Les actes antisémites recensés en Suisse romande sont en légère baisse. La CICAD en a dénombré 67 l'an dernier, contre 75 en 2005.

 

Comment s'explique ce recul ?

Interviewé par le Matin dimanche, Johanne Gurfinkiel, Secrétaire général précise : "Attention, les actes antisémites restent nombreux, mais cette faible décroissance de leur nombre par rapport à l'année dernière s'explique par la diminution des tracts négationnistes distribués dans les boîtes aux lettres. Et peut-être parce que nous avons pu mettre en place un certain nombre de projets éducatifs et pédagogiques.

 

Pour l'association, l'expression d'hostilité à l'égard des Juifs trouve principalement son origine dans le conflit entre Israël et le Hezbollah de l'été 2006. Ce conflit a poussé à un regain d'antisémitisme, a encore expliqué à l'AP Johanne Gurfinkiel. Les médias ont ainsi publié durant l'été un certain nombre d'articles ou de courriers de lecteurs au contenu à tendance antisémite, recensés pour la première fois par la CICAD. Les auteurs négationnistes en revanche doivent faire preuve de davantage de discrétion en raison de l'arsenal législatif et des condamnations tombées ces dernières années contre certains d'entre eux. Hormis quelques tracts et courriers diffusés dans les boîtes aux lettres, la CICAD constate d'ailleurs un "recul certain" des thèses négationnistes.

 

L'association s'élève par ailleurs encore une fois contre la remise en cause de la norme pénale antiraciste que le conseiller fédéral UDC Christophe Blocher envisage de réviser et que son parti disait dans un communiqué vouloir "purement et simplement supprimer". La CICAD souligne que cette norme ne porte nullement atteinte à la liberté d'expression. Quoiqu'il en soit, le travail à accomplir reste important, estime la CICAD. Certains éléments d'information sont inquiétants. Elle rappelle que le rapport de juin 2006 sur le développement des attitudes misanthropes et de l'extrémisme de droite en Suisse, a révélé que l'antisémitisme touche 20% de la population suisse.

 

Johanne Gurfinkiel donne des exemples précis des actes antisémites les plus graves commis l'année passée, allant de l'agression verbale ou physique à la profanation. "En septembre, un individu a par exemple jeté une bouteille sur un groupe de jeunes parce que l'un d'entre eux portait une kippa. Et il l'a traité de «sale juif». Plus tôt dans l'année, en février, quelqu'un a tenté de lancer un sac rempli d'excréments dans une synagogue genevoise. Empêché d'entrer, il l'a alors jeté sur la stèle des déportés, devant la synagogue. Il y a aussi les insultes, les tags, etc. D'une manière générale, l'antisémitisme, comme toutes les formes de discriminations, dépend de l'actualité. Quand l'UDC mène campagne contre les musulmans, c'est contre eux que le racisme se cristallise. Et quand le conflit entre Israël et le Hezbollah fait les gros titres, l'antisémitisme augmente. On a pu le remarquer dans le courrier des lecteurs de plusieurs journaux".

 

Au vu de la situation, une question légitime se pose : les autorités politiques et judiciaires font-elles assez pour enrayer le phénomène?

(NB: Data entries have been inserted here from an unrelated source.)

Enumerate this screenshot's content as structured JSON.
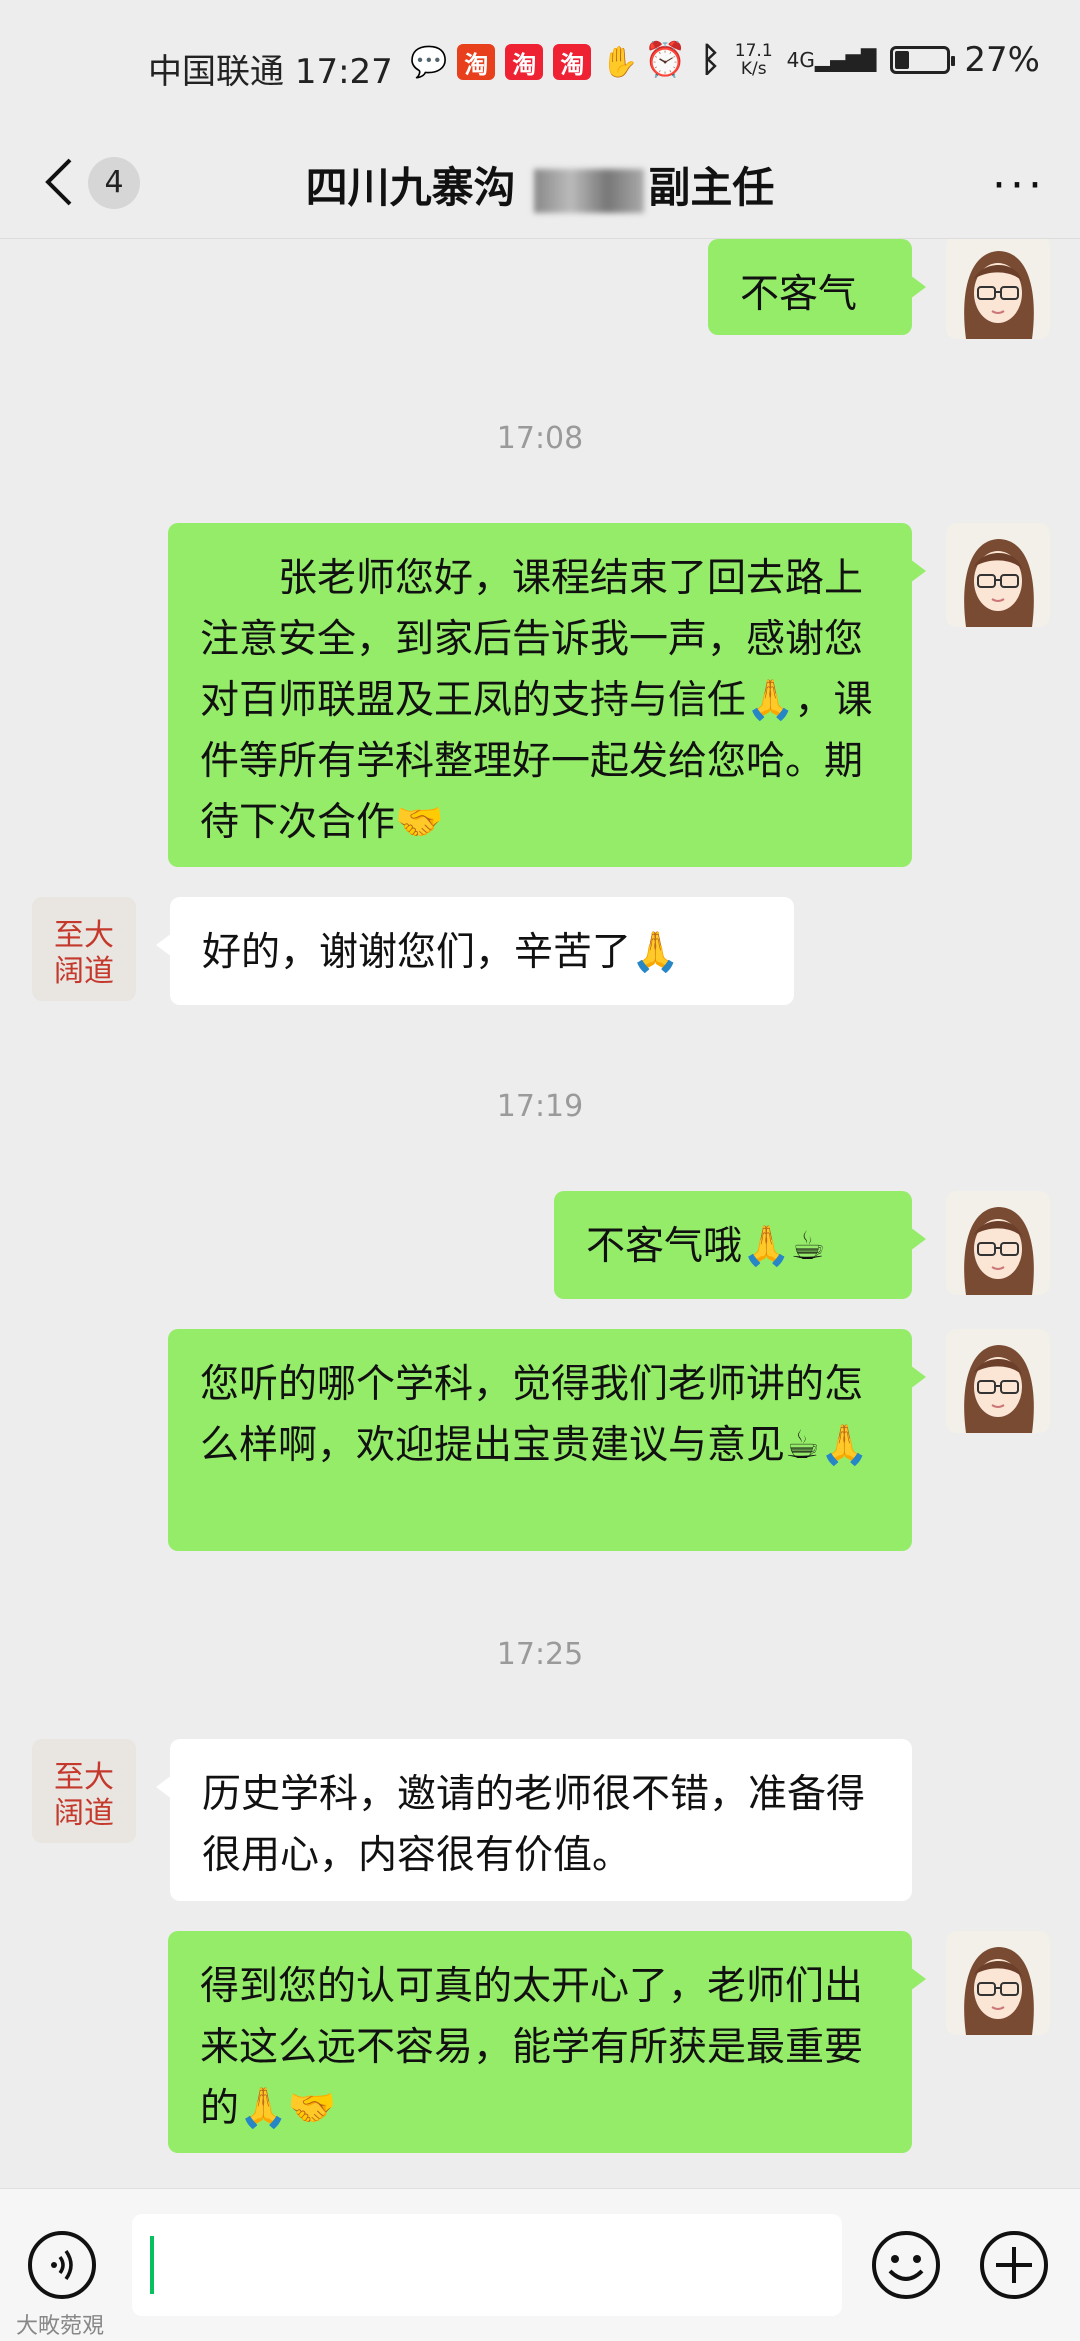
{
  "status": {
    "carrier": "中国联通",
    "time": "17:27",
    "app_icons": [
      "淘",
      "淘",
      "淘"
    ],
    "net_speed_value": "17.1",
    "net_speed_unit": "K/s",
    "signal": "4G",
    "battery_percent": "27%",
    "battery_level": 0.27
  },
  "header": {
    "unread_count": "4",
    "title_prefix": "四川九寨沟",
    "title_suffix": "副主任",
    "more_label": "···"
  },
  "messages": {
    "m1": "不客气",
    "t1": "17:08",
    "m2": "　　张老师您好，课程结束了回去路上注意安全，到家后告诉我一声，感谢您对百师联盟及王凤的支持与信任🙏，课件等所有学科整理好一起发给您哈。期待下次合作🤝",
    "m3": "好的，谢谢您们，辛苦了🙏",
    "t2": "17:19",
    "m4": "不客气哦🙏☕",
    "m5": "您听的哪个学科，觉得我们老师讲的怎么样啊，欢迎提出宝贵建议与意见☕🙏",
    "t3": "17:25",
    "m6": "历史学科，邀请的老师很不错，准备得很用心，内容很有价值。",
    "m7": "得到您的认可真的太开心了，老师们出来这么远不容易，能学有所获是最重要的🙏🤝"
  },
  "other_avatar_text": "至大 阔道",
  "watermark": "大畋菀覌",
  "colors": {
    "sent_bubble": "#95ec69",
    "received_bubble": "#ffffff",
    "background": "#ededed",
    "cursor": "#07c160"
  }
}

"On ne fait jamais assez. Nous demandons simplement le respect de la loi. Quand un individu s'attaque à une personne, profane un cimetière ou une synagogue, on doit pouvoir s'attendre à ce que l'enquête soit poussée et aboutisse. Dans le cas du cimetière de La Tour-de-Peilz, personne n'a encore été interpellé pour la profanation", regrette Johanne Gurfinkiel.

 

Recommandations pour la lutte contre l’antisémitisme (page 21 du rapport)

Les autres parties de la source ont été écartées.